Thursday, May 04, 2006

Tampa Bay Lightning Pork

The City of Tampa and the Hillsborough County Commission are debating what to do with tourist tax dollars.


In the letter to County Administrator Pat Bean, City Attorney David Smith particularly objects to the unilateral way the county is making the pitch, because it involves Tampa government kicking in money to the Tampa Bay Lightning. He said if the County Commission approves the measure when it meets Wednesday, the city won't recognize it.


Good for the city officials to stand up against this. Economists Brad Humphreys and Dennis Coates found that communities don't get a return on their invest.


“Our conclusion, and that of nearly all academic economists studying this issue, is that professional sports generally have little, if any, positive effect on a city’s economy,” Humphreys and Coates wrote in a report issued last month by the Cato Institute in Washington, D.C. The institute commissioned the professors to study the economic impact of a deal proposed by Anthony Williams, the mayor of Washington, D.C.; under terms of the agreement, the Major Baseball League would move the Montreal Expos to the nation’s capital in exchange for a new, city-built ballpark.

The professors based their report on new data as well as previously published research in which they analyzed economic indicators from 37 major metropolitan areas with major-league baseball, football and basketball teams.
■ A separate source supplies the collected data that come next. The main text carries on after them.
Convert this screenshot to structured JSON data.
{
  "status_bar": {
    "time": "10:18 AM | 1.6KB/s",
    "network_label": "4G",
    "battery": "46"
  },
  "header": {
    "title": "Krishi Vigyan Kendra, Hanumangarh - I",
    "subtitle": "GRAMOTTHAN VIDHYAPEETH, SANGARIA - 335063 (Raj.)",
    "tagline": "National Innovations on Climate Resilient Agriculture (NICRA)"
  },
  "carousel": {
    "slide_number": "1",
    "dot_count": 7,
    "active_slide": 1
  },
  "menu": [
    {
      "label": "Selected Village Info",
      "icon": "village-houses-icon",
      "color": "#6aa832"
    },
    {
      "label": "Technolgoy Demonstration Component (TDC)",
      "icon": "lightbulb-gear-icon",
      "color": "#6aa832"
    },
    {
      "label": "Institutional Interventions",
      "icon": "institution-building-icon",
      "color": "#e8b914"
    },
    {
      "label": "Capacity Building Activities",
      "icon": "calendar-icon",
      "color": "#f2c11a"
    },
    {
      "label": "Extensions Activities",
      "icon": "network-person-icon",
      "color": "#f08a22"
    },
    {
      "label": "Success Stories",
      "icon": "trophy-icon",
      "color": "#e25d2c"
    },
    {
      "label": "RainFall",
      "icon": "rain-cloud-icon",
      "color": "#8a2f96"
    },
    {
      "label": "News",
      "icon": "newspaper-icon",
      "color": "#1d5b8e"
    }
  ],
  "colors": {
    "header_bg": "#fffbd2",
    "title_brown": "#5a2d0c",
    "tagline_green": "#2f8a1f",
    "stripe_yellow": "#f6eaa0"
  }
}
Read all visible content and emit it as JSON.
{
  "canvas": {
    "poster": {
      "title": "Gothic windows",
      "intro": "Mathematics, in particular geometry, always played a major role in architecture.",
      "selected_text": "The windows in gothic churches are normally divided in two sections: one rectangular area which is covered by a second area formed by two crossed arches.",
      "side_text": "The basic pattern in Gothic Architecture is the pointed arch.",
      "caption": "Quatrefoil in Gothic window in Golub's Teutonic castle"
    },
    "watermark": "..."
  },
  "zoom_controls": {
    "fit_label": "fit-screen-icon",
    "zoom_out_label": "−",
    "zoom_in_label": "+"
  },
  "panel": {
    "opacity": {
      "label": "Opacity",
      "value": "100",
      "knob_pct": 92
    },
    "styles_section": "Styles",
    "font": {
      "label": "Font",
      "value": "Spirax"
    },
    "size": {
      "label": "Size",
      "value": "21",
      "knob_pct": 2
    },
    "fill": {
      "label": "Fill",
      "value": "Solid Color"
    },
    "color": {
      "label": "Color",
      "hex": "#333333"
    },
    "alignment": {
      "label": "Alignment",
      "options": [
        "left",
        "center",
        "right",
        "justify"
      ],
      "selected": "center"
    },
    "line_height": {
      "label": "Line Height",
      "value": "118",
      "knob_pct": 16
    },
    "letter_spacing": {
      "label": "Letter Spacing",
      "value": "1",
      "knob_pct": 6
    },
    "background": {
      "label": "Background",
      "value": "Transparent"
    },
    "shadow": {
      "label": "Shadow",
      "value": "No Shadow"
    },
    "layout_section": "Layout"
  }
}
“The net economic impact of professional sports in Washington, D.C., and the 36 other cities that hosted professional sports teams over nearly 30 years, was a reduction in real per capita income over the entire metropolitan area,” Humphreys and Coates noted in the report.


The short answer is that the county and the city will lose money if they make improvement to the St. Pete Times Forum. Remember how Mayor Dick Greco and the Commission pitched the Bucs new stadium as the school tax? We are still hearing the same arguments that schools are underfunded. Sports facilities do not provide riches for the average taxpayer. Let's get beyond that argument. I'm tired of hearing it. If politicians want to say that then they should be laughed out of office.

2 Comments:

At May 04, 2006 11:05 PM , Anonymous Anonymous said...

This comment has been removed by a blog administrator.

 
At May 06, 2006 2:57 PM , Blogger Michael Hussey said...

Max, I can deal with spammers are make comments password protect. That's a pain in the ass for readers. I figure I just delete the spammers and not put readers through an extra hassle when commenting.